The movie is on Netflix and has English subtitles. It is a short film - 1 hour 39 mins. I hope it's available worldwide.

Sunday, January 28, 2024


Around 8 pm, the doorbell rang. My wife was wondering who might have come at that hour. 

Upon opening the door, there was my son's friend VB at the door. (My son works in Sydney, Australia.)

My wife was pleasantly surprised to see VB and told him, "Come on in!"

But VB sort of hesitated and told my wife, "There is someone who has come with me to meet you."

For a moment, she thought, who could it be.

There is a common friend of my son and VB who we knew was in the city. So, my wife's first thought was it must be him. 

And then, from behind, emerged our son, with his baggage and all.

It was supposed to be a big surprise, and it very much was!

Only a few days ago, he was on one of the regular video calls with us! And here he is!

It was so surreal; my wife couldn't believe what was happening.

I was in my office, and I wasn't told about our son's arrival. 

When I returned home from work at 2 am, as I always do, I couldn't believe it when I saw my son!

He had booked the flight tickets as early as October, and he didn't give us even the slightest hint all these months. 

Only two of his friends knew, and they all kept it a well-guarded secret.

Have you been surprised like this? Or, have you surprised someone?

(Illustration from Freepik)

Sunday, January 14, 2024

Inside the Magic of Bengaluru's Chitra Santhe

What makes a work of art sell? This is something that I have always wondered about. 

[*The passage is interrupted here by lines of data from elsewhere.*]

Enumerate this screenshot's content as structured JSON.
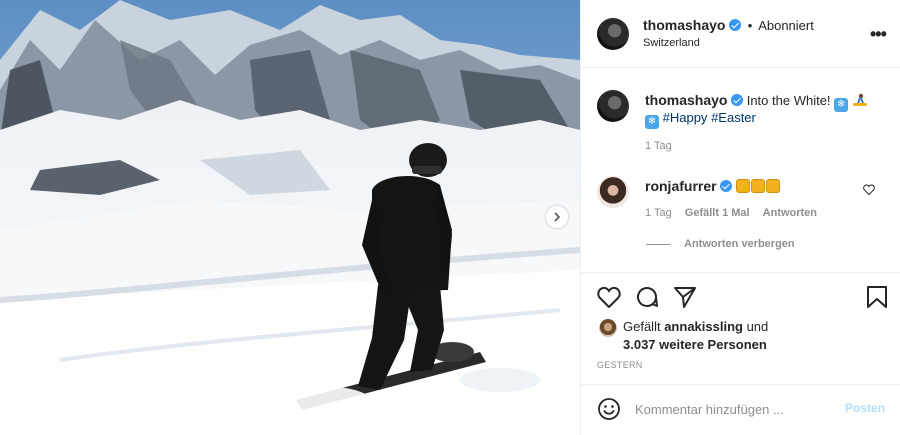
{
  "post": {
    "username": "thomashayo",
    "follow_sep": "•",
    "follow_status": "Abonniert",
    "location": "Switzerland",
    "more": "•••",
    "image_alt": "Snowboarder on a snowy mountain slope",
    "next_icon": "chevron-right-icon"
  },
  "caption": {
    "username": "thomashayo",
    "text": "Into the White!",
    "hashtag_happy": "#Happy",
    "hashtag_easter": "#Easter",
    "time": "1 Tag"
  },
  "comment": {
    "username": "ronjafurrer",
    "time": "1 Tag",
    "likes": "Gefällt 1 Mal",
    "reply": "Antworten",
    "hide_replies": "Antworten verbergen"
  },
  "likes": {
    "prefix": "Gefällt",
    "user": "annakissling",
    "and": "und",
    "others": "3.037 weitere Personen"
  },
  "date": "GESTERN",
  "composer": {
    "placeholder": "Kommentar hinzufügen ...",
    "post_label": "Posten"
  },
  "colors": {
    "verified": "#3897f0",
    "hashtag": "#003569",
    "post_disabled": "#b2dffc",
    "muted": "#8e8e8e"
  }
}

Is it something that depicts reality as it is? Or something that depicts reality with a little or a lot of distortion? Or, is it something that is totally unrelated to reality?

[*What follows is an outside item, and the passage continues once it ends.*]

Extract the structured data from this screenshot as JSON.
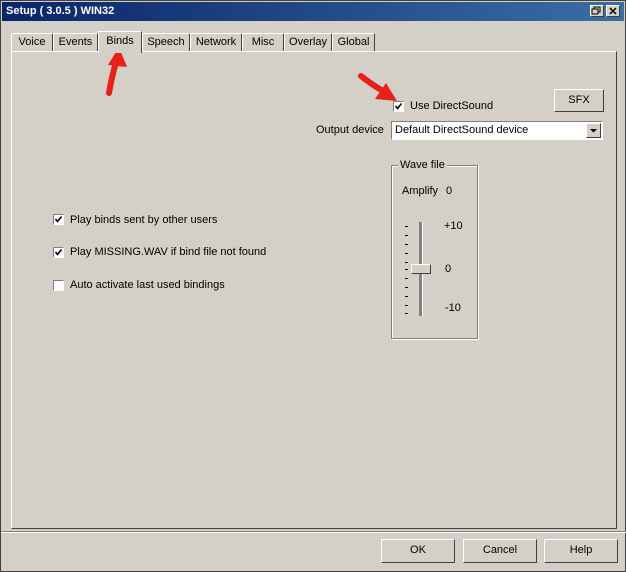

Maybe all of these sell. It depends on what you are looking for.

All these thoughts came to my mind when I went to Bengaluru's Chitra Santhe last Sunday, Jan 7. 

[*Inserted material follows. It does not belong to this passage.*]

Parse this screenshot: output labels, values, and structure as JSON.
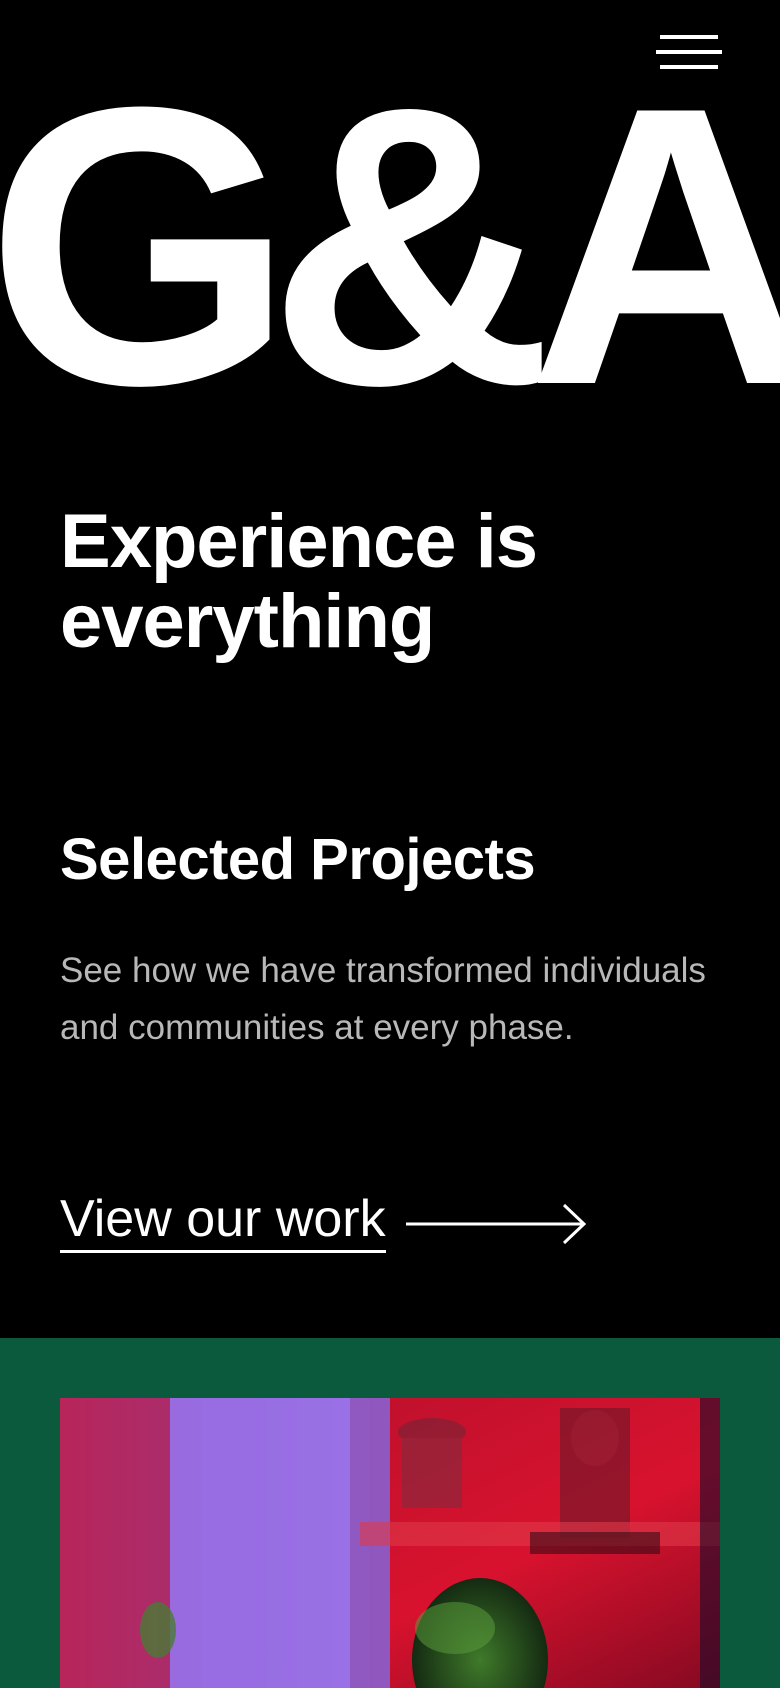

That's the famous art fair of the city, wherein artists from all around the country come to showcase their work. The last time I went there was almost 10 years ago. 

This was the 21st edition of the event. It's organised by Karnataka Chitrakala Parishad in January every year. 

The entire stretch of road of over a kilometre in front of the KCP turns into a market of sorts with artists displaying their works on both sides of the street.

Every year, there is a huge number of visitors, especially in the evening. This year, apparently, some four hundred thousand people came for this single-day event.

Everyone from the curious to the aficionados come over. Why not? Because art isn't about one particular form, nor has it any limits. It exists both on canvas as well as on one's mind.

Though these artists are selling their work, they are not into it for money. It's pure passion, like for one of the artists who had come to display his works at the Chitra Santhe. Back home, his studio is next to the provision store that he runs for a living.

There was another artist who actually runs a small IT solutions company which executes projects for some of the well-known names in the industry.

Yet another was someone who had worked his way up from being a wall painter. Probably buoyed by his self-confidence, he had an enthusiastic demeanour about him. 

There was quite a buzz around his booth, and many of his works were getting sold out. They were all vignettes from various aspects of our daily lives, depictions that radiated contrast and brightness.

One of the artists told me that it's not the experts who mostly buy their works; it's the layperson, who has simply fallen in love with the creation and doesn't want to leave without possessing it.

The connoisseurs, on the other hand, spend time at the booth, staring at the works, admiring them, chatting with the artists about the intricacies and layers of the strokes and the curves.

Even if they leave without a buy, the conversation usually ends with an exchange of contact details and a firm assurance to pick up from where they left off sooner rather than later.

As one of the artists told me, "Money takes care of the material needs, but it's those smiles and nods of appreciation that stay with us forever."